My husband and I been married for sixteen years. We’ve been together through thick and thin. He was always supportive and always pushed me to do more. Even when I got too tired and wanted to give up, he was still there either whispering or screaming, ‘You can do more. I believe in you.’

How have you used your success to bring goodness to the world?

On a daily basis, I try to better myself as a human being. I make and made mistakes. I’m working on being kinder to myself whenever I get things wrong. I try to fix it, instead of dwelling on it.

Other than that, whenever I can, I donate my time to mentor other female advertisers/producers or volunteer to a nonprofit with my skills. And I always learn so much from volunteering and mentoring. It truly is rewarding!

What are your “5 Things I Wish Someone Told Me Before I Started” and why? (Please share a story or example for each.)

I got great advice and mentorship. However, some things, even when a third party tells you, you won’t get to understand until you go thru them. So, my advice here would be to seek mentorship from people you admire, (you would be surprised by how open people are when you ask for their mentorship) and go for it! Take that leap of faith!

My accountant, who is also a friend, always told me: ‘There is no better (and more expensive) school than the school of life. There’s no way around it.’

You are a person of great influence.
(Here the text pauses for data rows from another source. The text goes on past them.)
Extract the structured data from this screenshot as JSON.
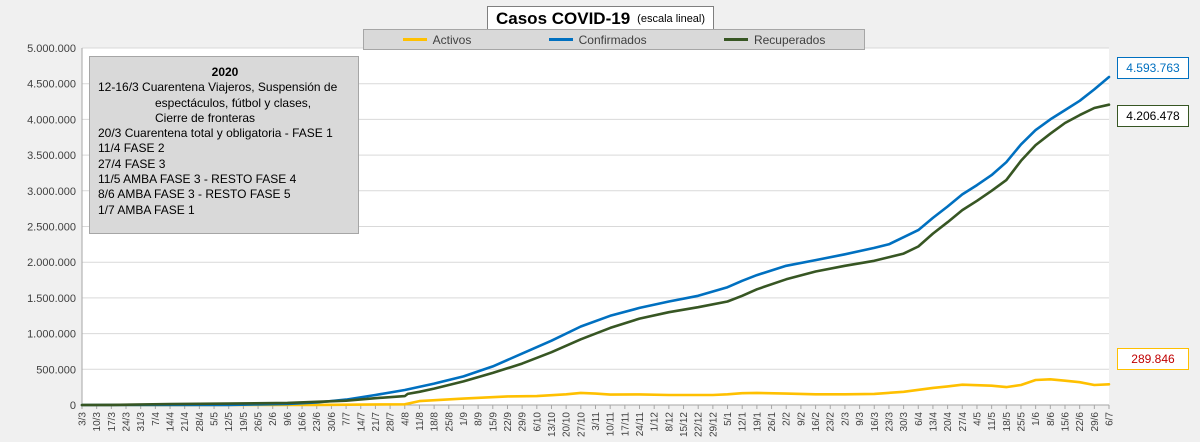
{
  "title": "Casos  COVID-19",
  "subtitle": "(escala lineal)",
  "legend": [
    "Activos",
    "Confirmados",
    "Recuperados"
  ],
  "colors": {
    "activos": "#ffc000",
    "confirmados": "#0070c0",
    "recuperados": "#375623"
  },
  "annotation": {
    "year": "2020",
    "lines": [
      "12-16/3  Cuarentena Viajeros, Suspensión de",
      "espectáculos, fútbol y clases,",
      "Cierre de fronteras",
      "20/3 Cuarentena total y obligatoria - FASE 1",
      "11/4 FASE 2",
      "27/4 FASE 3",
      "11/5 AMBA FASE 3 - RESTO FASE 4",
      "8/6 AMBA FASE 3  - RESTO FASE 5",
      "1/7 AMBA FASE 1"
    ]
  },
  "callouts": {
    "confirmados": "4.593.763",
    "recuperados": "4.206.478",
    "activos": "289.846"
  },
  "chart_data": {
    "type": "line",
    "ylim": [
      0,
      5000000
    ],
    "ytick_labels": [
      "0",
      "500.000",
      "1.000.000",
      "1.500.000",
      "2.000.000",
      "2.500.000",
      "3.000.000",
      "3.500.000",
      "4.000.000",
      "4.500.000",
      "5.000.000"
    ],
    "x_tick_labels": [
      "3/3",
      "10/3",
      "17/3",
      "24/3",
      "31/3",
      "7/4",
      "14/4",
      "21/4",
      "28/4",
      "5/5",
      "12/5",
      "19/5",
      "26/5",
      "2/6",
      "9/6",
      "16/6",
      "23/6",
      "30/6",
      "7/7",
      "14/7",
      "21/7",
      "28/7",
      "4/8",
      "11/8",
      "18/8",
      "25/8",
      "1/9",
      "8/9",
      "15/9",
      "22/9",
      "29/9",
      "6/10",
      "13/10",
      "20/10",
      "27/10",
      "3/11",
      "10/11",
      "17/11",
      "24/11",
      "1/12",
      "8/12",
      "15/12",
      "22/12",
      "29/12",
      "5/1",
      "12/1",
      "19/1",
      "26/1",
      "2/2",
      "9/2",
      "16/2",
      "23/2",
      "2/3",
      "9/3",
      "16/3",
      "23/3",
      "30/3",
      "6/4",
      "13/4",
      "20/4",
      "27/4",
      "4/5",
      "11/5",
      "18/5",
      "25/5",
      "1/6",
      "8/6",
      "15/6",
      "22/6",
      "29/6",
      "6/7"
    ],
    "x_index_range": [
      0,
      70
    ],
    "grid": true,
    "legend_position": "top",
    "series": [
      {
        "name": "Activos",
        "points": [
          [
            0,
            0
          ],
          [
            16,
            2000
          ],
          [
            22,
            10000
          ],
          [
            23,
            55000
          ],
          [
            26,
            90000
          ],
          [
            29,
            120000
          ],
          [
            31,
            125000
          ],
          [
            33,
            150000
          ],
          [
            34,
            170000
          ],
          [
            35,
            160000
          ],
          [
            36,
            145000
          ],
          [
            38,
            148000
          ],
          [
            40,
            140000
          ],
          [
            42,
            140000
          ],
          [
            43,
            140000
          ],
          [
            44,
            150000
          ],
          [
            45,
            165000
          ],
          [
            46,
            170000
          ],
          [
            48,
            160000
          ],
          [
            50,
            150000
          ],
          [
            52,
            150000
          ],
          [
            54,
            155000
          ],
          [
            56,
            185000
          ],
          [
            58,
            240000
          ],
          [
            59,
            260000
          ],
          [
            60,
            285000
          ],
          [
            62,
            270000
          ],
          [
            63,
            250000
          ],
          [
            64,
            280000
          ],
          [
            65,
            350000
          ],
          [
            66,
            360000
          ],
          [
            67,
            340000
          ],
          [
            68,
            320000
          ],
          [
            69,
            280000
          ],
          [
            70,
            289846
          ]
        ]
      },
      {
        "name": "Confirmados",
        "points": [
          [
            0,
            0
          ],
          [
            10,
            1500
          ],
          [
            12,
            8000
          ],
          [
            14,
            15000
          ],
          [
            16,
            35000
          ],
          [
            18,
            75000
          ],
          [
            20,
            140000
          ],
          [
            22,
            210000
          ],
          [
            24,
            300000
          ],
          [
            26,
            400000
          ],
          [
            28,
            540000
          ],
          [
            30,
            720000
          ],
          [
            32,
            900000
          ],
          [
            34,
            1100000
          ],
          [
            36,
            1250000
          ],
          [
            38,
            1360000
          ],
          [
            40,
            1450000
          ],
          [
            42,
            1530000
          ],
          [
            44,
            1650000
          ],
          [
            45,
            1740000
          ],
          [
            46,
            1820000
          ],
          [
            48,
            1950000
          ],
          [
            50,
            2030000
          ],
          [
            52,
            2110000
          ],
          [
            54,
            2200000
          ],
          [
            55,
            2250000
          ],
          [
            56,
            2350000
          ],
          [
            57,
            2450000
          ],
          [
            58,
            2620000
          ],
          [
            59,
            2780000
          ],
          [
            60,
            2950000
          ],
          [
            61,
            3080000
          ],
          [
            62,
            3220000
          ],
          [
            63,
            3400000
          ],
          [
            64,
            3650000
          ],
          [
            65,
            3850000
          ],
          [
            66,
            4000000
          ],
          [
            67,
            4130000
          ],
          [
            68,
            4260000
          ],
          [
            69,
            4420000
          ],
          [
            70,
            4593763
          ]
        ]
      },
      {
        "name": "Recuperados",
        "points": [
          [
            0,
            0
          ],
          [
            2,
            2000
          ],
          [
            6,
            12000
          ],
          [
            10,
            20000
          ],
          [
            14,
            30000
          ],
          [
            16,
            45000
          ],
          [
            18,
            60000
          ],
          [
            20,
            95000
          ],
          [
            22,
            125000
          ],
          [
            22.2,
            155000
          ],
          [
            23,
            185000
          ],
          [
            24,
            230000
          ],
          [
            26,
            330000
          ],
          [
            28,
            450000
          ],
          [
            30,
            580000
          ],
          [
            32,
            740000
          ],
          [
            34,
            920000
          ],
          [
            36,
            1080000
          ],
          [
            38,
            1210000
          ],
          [
            40,
            1300000
          ],
          [
            42,
            1370000
          ],
          [
            44,
            1450000
          ],
          [
            45,
            1530000
          ],
          [
            46,
            1620000
          ],
          [
            48,
            1760000
          ],
          [
            50,
            1870000
          ],
          [
            52,
            1950000
          ],
          [
            54,
            2020000
          ],
          [
            56,
            2120000
          ],
          [
            57,
            2220000
          ],
          [
            58,
            2400000
          ],
          [
            59,
            2560000
          ],
          [
            60,
            2730000
          ],
          [
            61,
            2860000
          ],
          [
            62,
            3000000
          ],
          [
            63,
            3150000
          ],
          [
            64,
            3420000
          ],
          [
            65,
            3640000
          ],
          [
            66,
            3800000
          ],
          [
            67,
            3950000
          ],
          [
            68,
            4060000
          ],
          [
            69,
            4160000
          ],
          [
            70,
            4206478
          ]
        ]
      }
    ]
  }
}
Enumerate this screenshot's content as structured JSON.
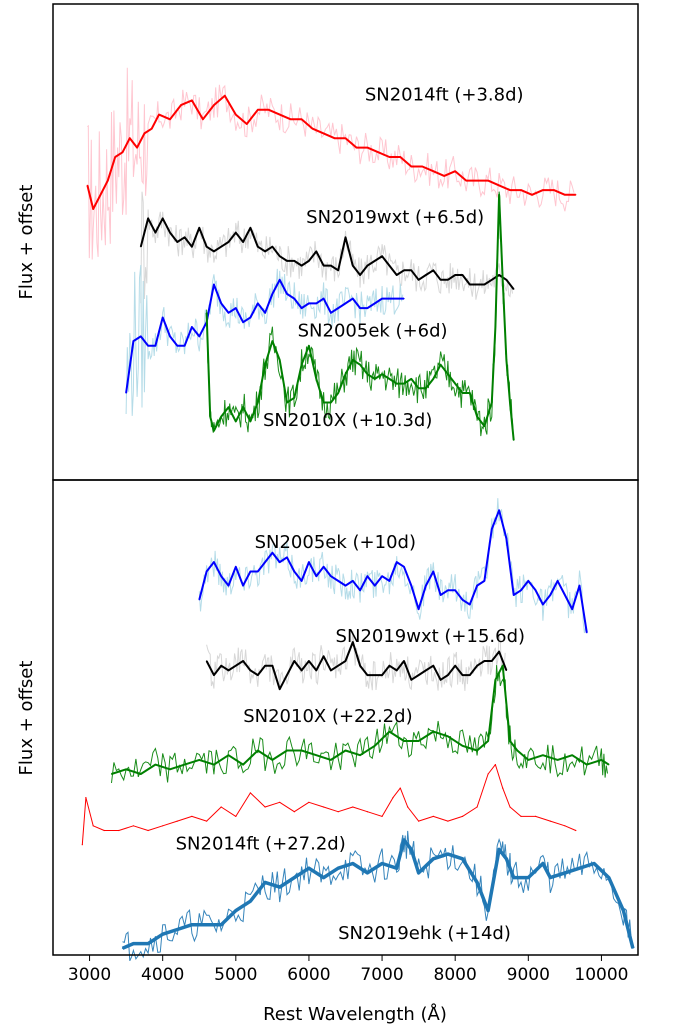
{
  "chart_data": [
    {
      "type": "line",
      "panel": "top",
      "title": "",
      "xlabel": "",
      "ylabel": "Flux + offset",
      "xlim": [
        2500,
        10500
      ],
      "ylim": [
        0,
        10
      ],
      "grid": false,
      "legend": "none",
      "series": [
        {
          "name": "SN2014ft (+3.8d)",
          "color": "#ff0000",
          "raw_color": "#ffc0cb",
          "label_at": [
            7850,
            8.0
          ],
          "x": [
            2970,
            3050,
            3150,
            3250,
            3350,
            3450,
            3550,
            3650,
            3750,
            3850,
            3950,
            4100,
            4250,
            4400,
            4550,
            4700,
            4850,
            5000,
            5150,
            5300,
            5450,
            5600,
            5750,
            5900,
            6050,
            6200,
            6350,
            6500,
            6650,
            6800,
            6950,
            7100,
            7250,
            7400,
            7550,
            7700,
            7850,
            8000,
            8150,
            8300,
            8450,
            8600,
            8750,
            8900,
            9050,
            9200,
            9350,
            9500,
            9650
          ],
          "y": [
            6.2,
            5.7,
            6.0,
            6.3,
            6.8,
            6.9,
            7.2,
            7.0,
            7.3,
            7.4,
            7.7,
            7.6,
            7.9,
            8.0,
            7.6,
            7.9,
            8.1,
            7.7,
            7.5,
            7.8,
            7.8,
            7.7,
            7.6,
            7.6,
            7.4,
            7.3,
            7.2,
            7.2,
            7.0,
            7.0,
            6.9,
            6.8,
            6.8,
            6.6,
            6.6,
            6.5,
            6.4,
            6.5,
            6.3,
            6.3,
            6.3,
            6.2,
            6.1,
            6.1,
            6.0,
            6.1,
            6.1,
            6.0,
            6.0
          ]
        },
        {
          "name": "SN2019wxt (+6.5d)",
          "color": "#000000",
          "raw_color": "#d3d3d3",
          "label_at": [
            7180,
            5.4
          ],
          "x": [
            3700,
            3800,
            3900,
            4000,
            4100,
            4200,
            4300,
            4400,
            4500,
            4600,
            4700,
            4800,
            4900,
            5000,
            5100,
            5200,
            5300,
            5400,
            5500,
            5600,
            5700,
            5800,
            5900,
            6000,
            6100,
            6200,
            6300,
            6400,
            6500,
            6600,
            6700,
            6800,
            6900,
            7000,
            7100,
            7200,
            7300,
            7400,
            7500,
            7600,
            7700,
            7800,
            7900,
            8000,
            8100,
            8200,
            8300,
            8400,
            8500,
            8600,
            8700,
            8800
          ],
          "y": [
            4.9,
            5.5,
            5.2,
            5.5,
            5.2,
            5.0,
            5.1,
            4.9,
            5.3,
            4.9,
            4.8,
            4.9,
            5.0,
            5.2,
            5.0,
            5.3,
            4.9,
            4.8,
            4.9,
            4.7,
            4.6,
            4.6,
            4.5,
            4.6,
            4.8,
            4.5,
            4.5,
            4.4,
            5.1,
            4.5,
            4.3,
            4.5,
            4.6,
            4.7,
            4.5,
            4.3,
            4.4,
            4.4,
            4.2,
            4.3,
            4.4,
            4.2,
            4.2,
            4.3,
            4.3,
            4.1,
            4.1,
            4.1,
            4.2,
            4.3,
            4.2,
            4.0
          ]
        },
        {
          "name": "SN2005ek (+6d)",
          "color": "#0000ff",
          "raw_color": "#add8e6",
          "label_at": [
            6870,
            3.0
          ],
          "x": [
            3500,
            3600,
            3700,
            3800,
            3900,
            4000,
            4100,
            4200,
            4300,
            4400,
            4500,
            4600,
            4700,
            4800,
            4900,
            5000,
            5100,
            5200,
            5300,
            5400,
            5500,
            5600,
            5700,
            5800,
            5900,
            6000,
            6100,
            6200,
            6300,
            6400,
            6500,
            6600,
            6700,
            6800,
            6900,
            7000,
            7100,
            7200,
            7300
          ],
          "y": [
            1.8,
            2.9,
            3.0,
            2.8,
            2.8,
            3.4,
            3.0,
            2.8,
            2.8,
            3.2,
            3.0,
            3.3,
            4.1,
            3.7,
            3.5,
            3.6,
            3.3,
            3.4,
            3.7,
            3.5,
            3.9,
            4.2,
            3.9,
            3.8,
            3.6,
            3.7,
            3.7,
            3.8,
            3.5,
            3.6,
            3.7,
            3.8,
            3.6,
            3.6,
            3.7,
            3.8,
            3.8,
            3.8,
            3.8
          ]
        },
        {
          "name": "SN2010X (+10.3d)",
          "color": "#008000",
          "raw_color": "#008000",
          "label_at": [
            6530,
            1.1
          ],
          "x": [
            4600,
            4650,
            4700,
            4800,
            4900,
            5000,
            5100,
            5200,
            5300,
            5400,
            5500,
            5600,
            5700,
            5800,
            5900,
            6000,
            6100,
            6200,
            6300,
            6400,
            6500,
            6600,
            6700,
            6800,
            6900,
            7000,
            7100,
            7200,
            7300,
            7400,
            7500,
            7600,
            7700,
            7800,
            7900,
            8000,
            8100,
            8200,
            8300,
            8400,
            8500,
            8550,
            8600,
            8650,
            8700,
            8750,
            8800
          ],
          "y": [
            3.5,
            1.3,
            1.0,
            1.3,
            1.5,
            1.2,
            1.5,
            1.2,
            1.6,
            2.4,
            2.9,
            2.5,
            1.6,
            1.7,
            2.4,
            2.8,
            2.1,
            1.6,
            1.6,
            1.8,
            2.2,
            2.5,
            2.4,
            2.2,
            2.1,
            2.2,
            2.1,
            2.0,
            2.0,
            2.1,
            1.9,
            1.9,
            2.1,
            2.4,
            2.2,
            2.0,
            1.8,
            1.8,
            1.3,
            1.1,
            1.6,
            3.2,
            6.0,
            4.2,
            2.5,
            1.6,
            0.8
          ]
        }
      ]
    },
    {
      "type": "line",
      "panel": "bottom",
      "title": "",
      "xlabel": "Rest Wavelength (Å)",
      "ylabel": "Flux + offset",
      "xlim": [
        2500,
        10500
      ],
      "ylim": [
        0,
        10
      ],
      "grid": false,
      "legend": "none",
      "xticks": [
        3000,
        4000,
        5000,
        6000,
        7000,
        8000,
        9000,
        10000
      ],
      "series": [
        {
          "name": "SN2005ek (+10d)",
          "color": "#0000ff",
          "raw_color": "#add8e6",
          "label_at": [
            6360,
            8.6
          ],
          "x": [
            4500,
            4600,
            4700,
            4800,
            4900,
            5000,
            5100,
            5200,
            5300,
            5400,
            5500,
            5600,
            5700,
            5800,
            5900,
            6000,
            6100,
            6200,
            6300,
            6400,
            6500,
            6600,
            6700,
            6800,
            6900,
            7000,
            7100,
            7200,
            7300,
            7400,
            7500,
            7600,
            7700,
            7800,
            7900,
            8000,
            8100,
            8200,
            8300,
            8400,
            8500,
            8600,
            8700,
            8800,
            8900,
            9000,
            9100,
            9200,
            9300,
            9400,
            9500,
            9600,
            9700,
            9800
          ],
          "y": [
            7.5,
            8.1,
            8.3,
            8.0,
            7.8,
            8.2,
            7.8,
            8.1,
            8.1,
            8.3,
            8.5,
            8.3,
            8.4,
            8.1,
            7.9,
            8.3,
            8.0,
            8.2,
            8.0,
            7.9,
            7.8,
            7.9,
            7.7,
            8.0,
            7.8,
            8.0,
            7.9,
            8.3,
            8.2,
            7.8,
            7.3,
            7.8,
            8.1,
            7.6,
            7.7,
            7.7,
            7.5,
            7.4,
            7.8,
            7.9,
            9.0,
            9.4,
            8.8,
            7.6,
            7.7,
            7.9,
            7.7,
            7.4,
            7.6,
            7.9,
            7.6,
            7.3,
            7.8,
            6.8
          ]
        },
        {
          "name": "SN2019wxt (+15.6d)",
          "color": "#000000",
          "raw_color": "#d3d3d3",
          "label_at": [
            7660,
            6.6
          ],
          "x": [
            4600,
            4700,
            4800,
            4900,
            5000,
            5100,
            5200,
            5300,
            5400,
            5500,
            5600,
            5700,
            5800,
            5900,
            6000,
            6100,
            6200,
            6300,
            6400,
            6500,
            6600,
            6700,
            6800,
            6900,
            7000,
            7100,
            7200,
            7300,
            7400,
            7500,
            7600,
            7700,
            7800,
            7900,
            8000,
            8100,
            8200,
            8300,
            8400,
            8500,
            8600,
            8700
          ],
          "y": [
            6.2,
            5.9,
            6.1,
            6.0,
            6.1,
            6.2,
            6.0,
            5.9,
            6.1,
            6.1,
            5.6,
            5.9,
            6.2,
            6.0,
            6.2,
            6.0,
            6.3,
            6.0,
            6.1,
            6.2,
            6.6,
            6.1,
            5.9,
            5.9,
            5.9,
            6.1,
            6.0,
            6.2,
            5.8,
            5.9,
            6.0,
            6.1,
            5.8,
            5.9,
            6.1,
            5.9,
            5.9,
            6.1,
            6.2,
            6.2,
            6.4,
            6.0
          ]
        },
        {
          "name": "SN2010X (+22.2d)",
          "color": "#008000",
          "raw_color": "#008000",
          "label_at": [
            6260,
            4.9
          ],
          "x": [
            3300,
            3500,
            3700,
            3900,
            4100,
            4300,
            4500,
            4700,
            4900,
            5100,
            5300,
            5500,
            5700,
            5900,
            6100,
            6300,
            6500,
            6700,
            6900,
            7100,
            7300,
            7500,
            7700,
            7900,
            8100,
            8300,
            8450,
            8550,
            8650,
            8750,
            8850,
            9000,
            9200,
            9400,
            9600,
            9800,
            10000,
            10100
          ],
          "y": [
            3.8,
            3.9,
            3.8,
            4.0,
            3.9,
            4.0,
            4.1,
            4.0,
            4.2,
            4.0,
            4.3,
            4.1,
            4.3,
            4.3,
            4.2,
            4.1,
            4.3,
            4.2,
            4.4,
            4.7,
            4.5,
            4.5,
            4.7,
            4.6,
            4.4,
            4.3,
            4.5,
            5.8,
            6.1,
            4.5,
            4.3,
            4.1,
            4.2,
            4.1,
            4.2,
            4.0,
            4.1,
            4.0
          ]
        },
        {
          "name": "SN2014ft (+27.2d)",
          "color": "#ff0000",
          "raw_color": "#ff0000",
          "thin": true,
          "label_at": [
            5340,
            2.2
          ],
          "x": [
            2900,
            2950,
            3050,
            3200,
            3400,
            3600,
            3800,
            4000,
            4200,
            4400,
            4600,
            4800,
            5000,
            5200,
            5400,
            5600,
            5800,
            6000,
            6200,
            6400,
            6600,
            6800,
            7000,
            7150,
            7250,
            7350,
            7500,
            7700,
            7900,
            8100,
            8300,
            8450,
            8550,
            8650,
            8750,
            8900,
            9100,
            9300,
            9500,
            9650
          ],
          "y": [
            2.3,
            3.3,
            2.7,
            2.6,
            2.6,
            2.7,
            2.6,
            2.7,
            2.8,
            2.9,
            2.8,
            3.1,
            2.9,
            3.4,
            3.1,
            3.2,
            3.0,
            3.2,
            3.1,
            3.0,
            3.1,
            3.0,
            2.9,
            3.3,
            3.5,
            3.1,
            2.8,
            2.9,
            2.8,
            2.9,
            3.1,
            3.8,
            4.0,
            3.5,
            3.1,
            2.9,
            2.9,
            2.8,
            2.7,
            2.6
          ]
        },
        {
          "name": "SN2019ehk (+14d)",
          "color": "#1f77b4",
          "raw_color": "#1f77b4",
          "thick": true,
          "label_at": [
            7580,
            0.3
          ],
          "x": [
            3450,
            3600,
            3800,
            4000,
            4200,
            4400,
            4600,
            4800,
            5000,
            5200,
            5400,
            5600,
            5800,
            6000,
            6200,
            6400,
            6600,
            6800,
            7000,
            7200,
            7300,
            7400,
            7500,
            7700,
            7900,
            8100,
            8300,
            8450,
            8600,
            8700,
            8800,
            9000,
            9200,
            9300,
            9500,
            9700,
            9900,
            10100,
            10300,
            10430
          ],
          "y": [
            0.1,
            0.2,
            0.2,
            0.4,
            0.5,
            0.6,
            0.6,
            0.6,
            0.9,
            1.1,
            1.5,
            1.4,
            1.6,
            1.8,
            1.6,
            1.8,
            1.9,
            1.7,
            1.9,
            1.8,
            2.4,
            2.2,
            1.7,
            2.0,
            2.1,
            2.0,
            1.5,
            0.9,
            2.2,
            2.0,
            1.6,
            1.6,
            1.9,
            1.6,
            1.7,
            1.8,
            1.9,
            1.6,
            0.9,
            0.1
          ]
        }
      ]
    }
  ]
}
If you could inspire a movement that would bring the most amount of good to the most amount of people, what would that be? You never know what your idea can trigger. 🙂

I would love to see more small companies doing what mine does, although there are a few.

We reserve a few (paid) working periods of the employees so that they can engage in social causes of their choice. It could be something as simple as organizing donations from our colleagues and delivering everything at the closest Goodwill or volunteering for a non-profit organization.